Il fallait trancher, et siffler la fin du chahut. Décidé le mercredi 23 avant le conseil des ministres, le départ de MAM a été implicitement annoncé dimanche soir par Nicolas Sarkozy. Dans une allocution télévisée, il déclarait aux Français avoir désormais à faire face à  une ère nouvelle dans nos relations avec ces pays dont nous sommes si proches par l'histoire et la géographie , un impératif qui le conduisait à  réorganiser les ministères qui concernent notre diplomatie et notre sécurité .

C'est Alain Juppé qui hérite du Quai d'Orsay, et voit ainsi son rôle de poids lourd s'affirmer encore davantage au sein de la majorité. Nouveau ministre de la Défense depuis novembre 2010, il retrouve un poste qu'il avait déjà occupé entre 1993 et 1995 dans le gouvernement d'Édouard Balladur, en y laissant le souvenir d'une expérience réussie. Un échelon de plus dans le retour en grâce pour ce fidèle de Jacques Chirac, qui aura eu à subir une condamnation à l'inéligibilité en 2004, se sera exilé une année au Québec, avant de reconquérir son mandat de maire de Bordeaux en 2006, pour enfin reprendre place au gouvernement. Le soulagement est palpable dans la majorité, où l'on salue  l'homme d'État, qui saura redonner du lustre à l'image de la France au plan international .

Ce jeu de chaises musicales consacre le retour au gouvernement de Gérard Longuet au poste de ministre de la Défense, après seize ans d'un long processus judiciaire dont il est sorti blanchi. Figure de la droite des années quatre-vingt-dix, président du PR de 1990 à 1995, le sénateur de la Meuse, patron du groupe UMP au Sénat, avait été pressenti pour entrer au gouvernement dès novembre dernier, sans que cette espérance se concrétise. Une déception qui trouve aujourd'hui sa consolation pour ce libéral au verbe vif, symbole d'une droite décomplexée, conseiller politique de Nicolas Sarkozy depuis 2006.

L'autre événement important de ce dimanche vient du départ du gouvernement de Brice Hortefeux, qui abandonne le ministère de l'Intérieur.
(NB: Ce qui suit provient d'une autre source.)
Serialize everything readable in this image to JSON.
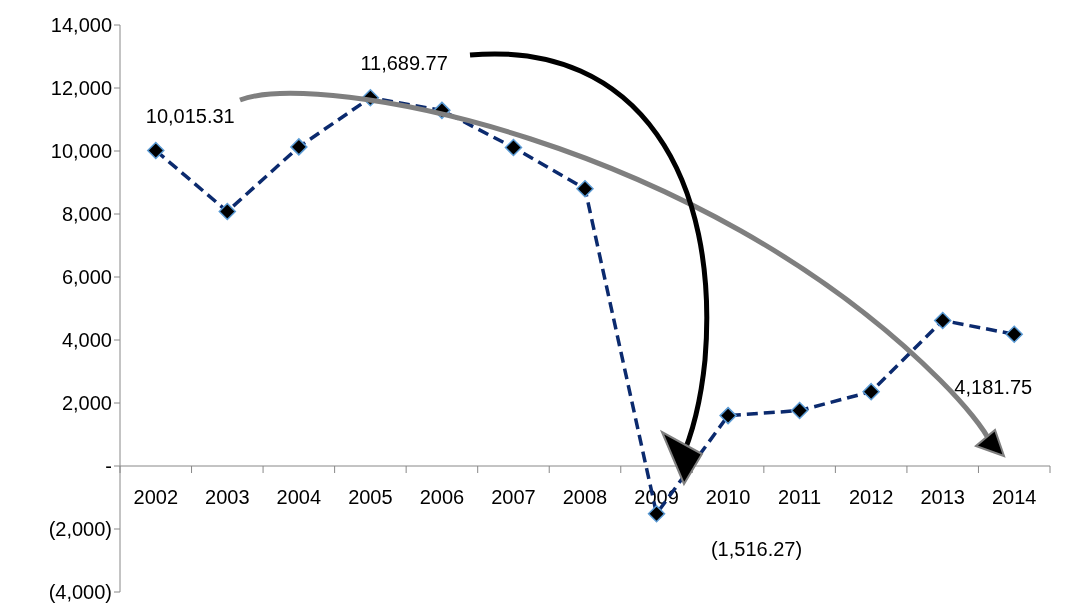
{
  "chart_data": {
    "type": "line",
    "categories": [
      "2002",
      "2003",
      "2004",
      "2005",
      "2006",
      "2007",
      "2008",
      "2009",
      "2010",
      "2011",
      "2012",
      "2013",
      "2014"
    ],
    "series": [
      {
        "color": "#0b2a6e",
        "values": [
          10015.31,
          8080,
          10130,
          11689.77,
          11290,
          10110,
          8800,
          -1516.27,
          1600,
          1760,
          2360,
          4620,
          4181.75
        ]
      }
    ],
    "ylim": [
      -4000,
      14000
    ],
    "yticks": [
      {
        "value": -4000,
        "label": "(4,000)"
      },
      {
        "value": -2000,
        "label": "(2,000)"
      },
      {
        "value": 0,
        "label": "-"
      },
      {
        "value": 2000,
        "label": "2,000"
      },
      {
        "value": 4000,
        "label": "4,000"
      },
      {
        "value": 6000,
        "label": "6,000"
      },
      {
        "value": 8000,
        "label": "8,000"
      },
      {
        "value": 10000,
        "label": "10,000"
      },
      {
        "value": 12000,
        "label": "12,000"
      },
      {
        "value": 14000,
        "label": "14,000"
      }
    ],
    "annotations": [
      {
        "text": "10,015.31",
        "x": "2002",
        "y": 10015.31
      },
      {
        "text": "11,689.77",
        "x": "2005",
        "y": 11689.77
      },
      {
        "text": "(1,516.27)",
        "x": "2009",
        "y": -1516.27
      },
      {
        "text": "4,181.75",
        "x": "2014",
        "y": 4181.75
      }
    ],
    "grid": false,
    "marker": "diamond",
    "line_style": "dashed"
  }
}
Fidèle entre les fidèles du Président dont il est un ami de longue date, il est appelé à rester auprès de lui, mais dans une fonction de  conseiller spécial . Un retour dans une situation plus discrète qui lui permettra aussi d'affronter avec moins de dégâts potentiels pour la majorité les étapes à venir des procès pour injure raciale et atteinte à la présomption d'innocence qui lui sont faits, et dont les jugements en appel sont prévus en juin.

 Pas de bug 

Claude Guéant, secrétaire général de l'Elysée et éminence grise de Nicolas Sarkozy depuis dix ans, entre pour sa part dans la lumière, pour rejoindre la place Beauvau. Un poste pour lequel ce haut fonctionnaire, ancien préfet, semble parfaitement taillé. Directeur de cabinet de Nicolas Sarkozy entre 2002 et 2004, puis de 2005 à 2007, quand celui-ci occupait le poste dont il hérite aujourd'hui, il en  connaît tous les rouages . N'ayant jamais affronté le tumulte des campagnes électorales ni la sanction du suffrage universel, Guéant est néanmoins jugé comme  l'homme de la situation  par les policiers, avec de lourds chantiers devant lui.
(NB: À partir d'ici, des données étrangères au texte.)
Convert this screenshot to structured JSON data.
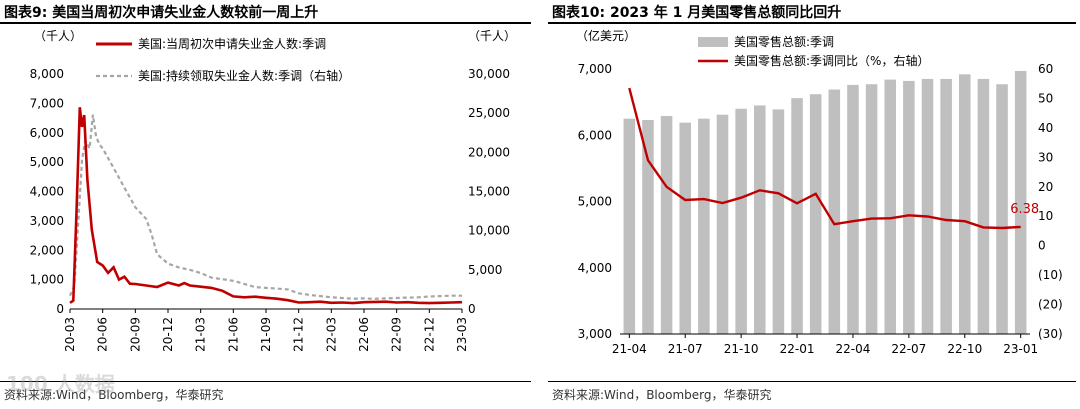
{
  "colors": {
    "red": "#C00000",
    "gray": "#A6A6A6",
    "bar": "#BFBFBF",
    "axis": "#000000"
  },
  "watermark": "100 人数据",
  "chart_data": [
    {
      "type": "line",
      "title": "图表9:  美国当周初次申请失业金人数较前一周上升",
      "source": "资料来源:Wind，Bloomberg，华泰研究",
      "left_unit": "（千人）",
      "right_unit": "（千人）",
      "ylim": [
        0,
        8000
      ],
      "y2lim": [
        0,
        30000
      ],
      "yticks": [
        "0",
        "1,000",
        "2,000",
        "3,000",
        "4,000",
        "5,000",
        "6,000",
        "7,000",
        "8,000"
      ],
      "y2ticks": [
        "0",
        "5,000",
        "10,000",
        "15,000",
        "20,000",
        "25,000",
        "30,000"
      ],
      "yticks_values": [
        0,
        1000,
        2000,
        3000,
        4000,
        5000,
        6000,
        7000,
        8000
      ],
      "y2ticks_values": [
        0,
        5000,
        10000,
        15000,
        20000,
        25000,
        30000
      ],
      "xticks": [
        "20-03",
        "20-06",
        "20-09",
        "20-12",
        "21-03",
        "21-06",
        "21-09",
        "21-12",
        "22-03",
        "22-06",
        "22-09",
        "22-12",
        "23-03"
      ],
      "x_range": [
        0,
        36
      ],
      "series": [
        {
          "name": "美国:当周初次申请失业金人数:季调",
          "axis": "left",
          "x": [
            0,
            0.3,
            0.6,
            0.9,
            1.1,
            1.3,
            1.6,
            2.0,
            2.5,
            3.0,
            3.5,
            4.0,
            4.5,
            5.0,
            5.5,
            6.0,
            7.0,
            8.0,
            9.0,
            10.0,
            10.5,
            11.0,
            12.0,
            13.0,
            14.0,
            15.0,
            16.0,
            17.0,
            18.0,
            19.0,
            20.0,
            21.0,
            22.0,
            23.0,
            24.0,
            25.0,
            26.0,
            27.0,
            28.0,
            29.0,
            30.0,
            31.0,
            32.0,
            33.0,
            34.0,
            35.0,
            36.0
          ],
          "y": [
            211,
            282,
            3300,
            6867,
            6200,
            6600,
            4400,
            2700,
            1600,
            1480,
            1230,
            1420,
            1000,
            1100,
            860,
            850,
            800,
            750,
            900,
            800,
            880,
            800,
            760,
            720,
            620,
            430,
            400,
            420,
            380,
            350,
            300,
            220,
            230,
            250,
            210,
            220,
            200,
            230,
            240,
            250,
            220,
            230,
            210,
            200,
            210,
            220,
            230
          ]
        },
        {
          "name": "美国:持续领取失业金人数:季调（右轴）",
          "axis": "right",
          "x": [
            0,
            0.4,
            0.8,
            1.1,
            1.4,
            1.8,
            2.1,
            2.4,
            2.7,
            3.0,
            4.0,
            5.0,
            6.0,
            7.0,
            7.5,
            8.0,
            9.0,
            10.0,
            11.0,
            12.0,
            13.0,
            14.0,
            15.0,
            16.0,
            17.0,
            18.0,
            19.0,
            20.0,
            21.0,
            22.0,
            23.0,
            24.0,
            25.0,
            26.0,
            27.0,
            28.0,
            29.0,
            30.0,
            31.0,
            32.0,
            33.0,
            34.0,
            35.0,
            36.0
          ],
          "y": [
            1700,
            3000,
            12000,
            19000,
            21500,
            20500,
            24800,
            22000,
            21000,
            20500,
            18000,
            15500,
            13000,
            11500,
            9500,
            7000,
            5800,
            5300,
            5000,
            4600,
            4000,
            3800,
            3600,
            3200,
            2800,
            2700,
            2600,
            2500,
            2000,
            1800,
            1650,
            1500,
            1400,
            1300,
            1350,
            1300,
            1350,
            1400,
            1450,
            1500,
            1600,
            1650,
            1700,
            1700
          ]
        }
      ]
    },
    {
      "type": "bar+line",
      "title": "图表10:  2023 年 1 月美国零售总额同比回升",
      "source": "资料来源:Wind，Bloomberg，华泰研究",
      "left_unit": "（亿美元）",
      "ylim": [
        3000,
        7000
      ],
      "y2lim": [
        -30,
        60
      ],
      "yticks": [
        "3,000",
        "4,000",
        "5,000",
        "6,000",
        "7,000"
      ],
      "yticks_values": [
        3000,
        4000,
        5000,
        6000,
        7000
      ],
      "y2ticks": [
        "(30)",
        "(20)",
        "(10)",
        "0",
        "10",
        "20",
        "30",
        "40",
        "50",
        "60"
      ],
      "y2ticks_values": [
        -30,
        -20,
        -10,
        0,
        10,
        20,
        30,
        40,
        50,
        60
      ],
      "xticks": [
        "21-04",
        "21-07",
        "21-10",
        "22-01",
        "22-04",
        "22-07",
        "22-10",
        "23-01"
      ],
      "categories": [
        "21-04",
        "21-05",
        "21-06",
        "21-07",
        "21-08",
        "21-09",
        "21-10",
        "21-11",
        "21-12",
        "22-01",
        "22-02",
        "22-03",
        "22-04",
        "22-05",
        "22-06",
        "22-07",
        "22-08",
        "22-09",
        "22-10",
        "22-11",
        "22-12",
        "23-01"
      ],
      "bar_series": {
        "name": "美国零售总额:季调",
        "values": [
          6250,
          6230,
          6290,
          6190,
          6250,
          6310,
          6400,
          6450,
          6390,
          6560,
          6620,
          6690,
          6760,
          6770,
          6840,
          6820,
          6850,
          6850,
          6920,
          6850,
          6770,
          6970
        ]
      },
      "line_series": {
        "name": "美国零售总额:季调同比（%，右轴）",
        "values": [
          53.5,
          29,
          20,
          15.5,
          15.8,
          14.5,
          16.3,
          18.8,
          17.8,
          14.4,
          17.6,
          7.3,
          8.3,
          9.2,
          9.3,
          10.3,
          9.9,
          8.7,
          8.3,
          6.2,
          6.0,
          6.38
        ]
      },
      "annotation": "6.38"
    }
  ]
}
 Ainsi les fonctions régaliennes de l'État se trouveront-elles préparées à affronter les événements à venir dont nul ne peut prévoir le déroulement , a conclu Nicolas Sarkozy dimanche soir. Mais la réorganisation gouvernementale est inévitablement lue comme la constitution d'une équipe qui saura tenir la barre en prévision des échéances électorales de 2012. Car il faut désormais  des professionnels, des gens sérieux au service de la France , souligne un ministre,  et surtout, pas de bug  !
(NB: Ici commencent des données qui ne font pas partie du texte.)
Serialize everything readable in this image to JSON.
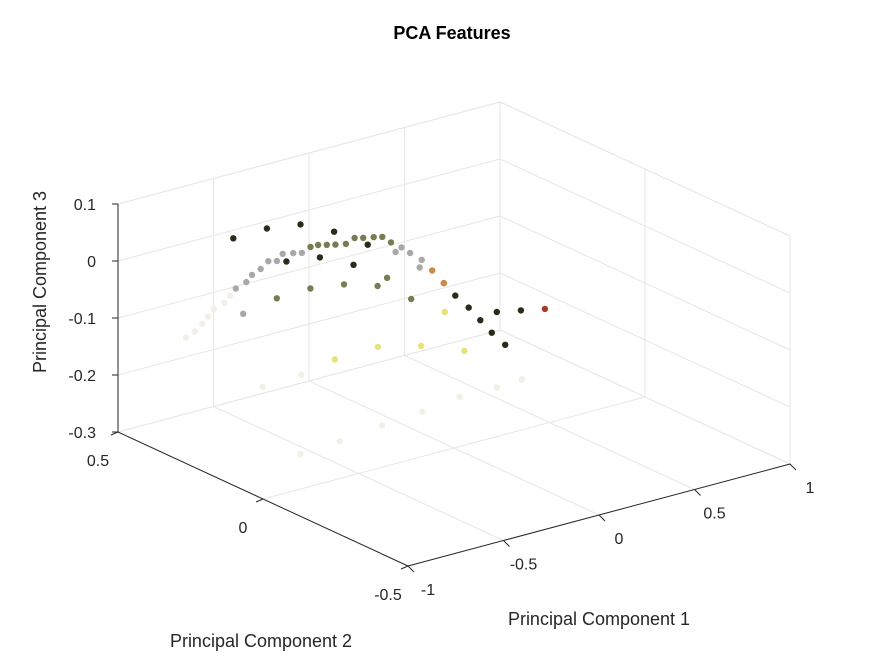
{
  "chart_data": {
    "type": "scatter",
    "title": "PCA Features",
    "xlabel": "Principal Component 1",
    "ylabel": "Principal Component 2",
    "zlabel": "Principal Component 3",
    "xlim": [
      -1,
      1
    ],
    "ylim": [
      -0.5,
      0.5
    ],
    "zlim": [
      -0.3,
      0.1
    ],
    "xticks": [
      -1,
      -0.5,
      0,
      0.5,
      1
    ],
    "yticks": [
      -0.5,
      0,
      0.5
    ],
    "zticks": [
      -0.3,
      -0.2,
      -0.1,
      0,
      0.1
    ],
    "xtick_labels": [
      "-1",
      "-0.5",
      "0",
      "0.5",
      "1"
    ],
    "ytick_labels": [
      "-0.5",
      "0",
      "0.5"
    ],
    "ztick_labels": [
      "-0.3",
      "-0.2",
      "-0.1",
      "0",
      "0.1"
    ],
    "grid": true,
    "series": [
      {
        "x": [
          -0.02,
          -0.05,
          -0.08,
          -0.12,
          -0.15,
          -0.18,
          -0.22,
          -0.25,
          -0.28,
          -0.32,
          -0.35,
          -0.38,
          -0.42,
          -0.45,
          -0.48,
          -0.52,
          -0.55,
          -0.58,
          -0.62,
          -0.65,
          -0.68,
          -0.72,
          -0.75,
          0.02,
          0.05,
          0.08,
          0.12,
          0.15,
          0.18,
          0.22,
          0.25,
          0.28,
          0.32,
          0.35,
          0.38,
          0.42,
          -0.3,
          -0.4,
          -0.5,
          -0.6,
          -0.7,
          -0.35,
          -0.45,
          -0.55,
          -0.65,
          -0.2,
          -0.3,
          -0.4,
          -0.5,
          -0.6,
          -0.7,
          -0.8,
          -0.25,
          -0.4,
          -0.55,
          -0.7,
          -0.8,
          -0.85,
          -0.1,
          -0.2,
          -0.35,
          -0.5,
          -0.65,
          -0.78,
          -0.88,
          0.3,
          0.35,
          0.4,
          0.2,
          0.25,
          0.15
        ],
        "y": [
          0.3,
          0.31,
          0.32,
          0.33,
          0.34,
          0.35,
          0.35,
          0.36,
          0.37,
          0.38,
          0.38,
          0.39,
          0.39,
          0.4,
          0.4,
          0.41,
          0.41,
          0.41,
          0.42,
          0.42,
          0.42,
          0.42,
          0.43,
          0.29,
          0.28,
          0.27,
          0.26,
          0.25,
          0.23,
          0.22,
          0.2,
          0.18,
          0.16,
          0.14,
          0.12,
          0.1,
          0.1,
          0.15,
          0.2,
          0.25,
          0.3,
          0.0,
          0.05,
          0.1,
          0.15,
          -0.1,
          -0.05,
          0.0,
          0.05,
          0.1,
          0.15,
          0.2,
          -0.2,
          -0.15,
          -0.1,
          -0.05,
          0.0,
          0.1,
          -0.3,
          -0.28,
          -0.25,
          -0.22,
          -0.18,
          -0.12,
          -0.05,
          0.05,
          0.0,
          -0.05,
          0.25,
          0.2,
          0.3
        ],
        "z": [
          0.0,
          0.0,
          -0.01,
          -0.01,
          -0.01,
          -0.01,
          -0.01,
          -0.02,
          -0.02,
          -0.02,
          -0.03,
          -0.03,
          -0.04,
          -0.05,
          -0.06,
          -0.07,
          -0.08,
          -0.09,
          -0.1,
          -0.11,
          -0.12,
          -0.13,
          -0.14,
          0.0,
          0.0,
          -0.01,
          -0.02,
          -0.03,
          -0.04,
          -0.06,
          -0.08,
          -0.1,
          -0.12,
          -0.14,
          -0.16,
          -0.18,
          0.06,
          0.08,
          0.09,
          0.08,
          0.06,
          0.03,
          0.05,
          0.06,
          0.05,
          -0.02,
          0.0,
          0.02,
          0.02,
          0.01,
          -0.01,
          -0.04,
          -0.06,
          -0.05,
          -0.05,
          -0.07,
          -0.1,
          -0.14,
          -0.1,
          -0.11,
          -0.12,
          -0.14,
          -0.16,
          -0.19,
          -0.22,
          -0.1,
          -0.09,
          -0.08,
          -0.06,
          -0.08,
          -0.04
        ]
      }
    ],
    "colors": {
      "dark": "#2b2b1a",
      "olive": "#7a7a55",
      "yellow": "#e8e27a",
      "gray": "#a8a8a8",
      "light": "#f4efe6",
      "orange": "#c98a4a",
      "red": "#a83a2a"
    }
  }
}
Avec des sondages très défavorables, une situation économique tendue, et la possibilité de flux migratoires massifs venant d'Afrique du Nord, Nicolas Sarkozy se trouve en effet sous la surveillance d'une opinion extrêmement échaudée, et ne dispose que de très étroites marges de manœuvre. Songeant avec toute sa majorité à une possible réélection, il lui était plus qu'urgent de s'entourer de costauds à toute épreuve, pour maximiser les chances de succès dans l'année difficile qui l'attend.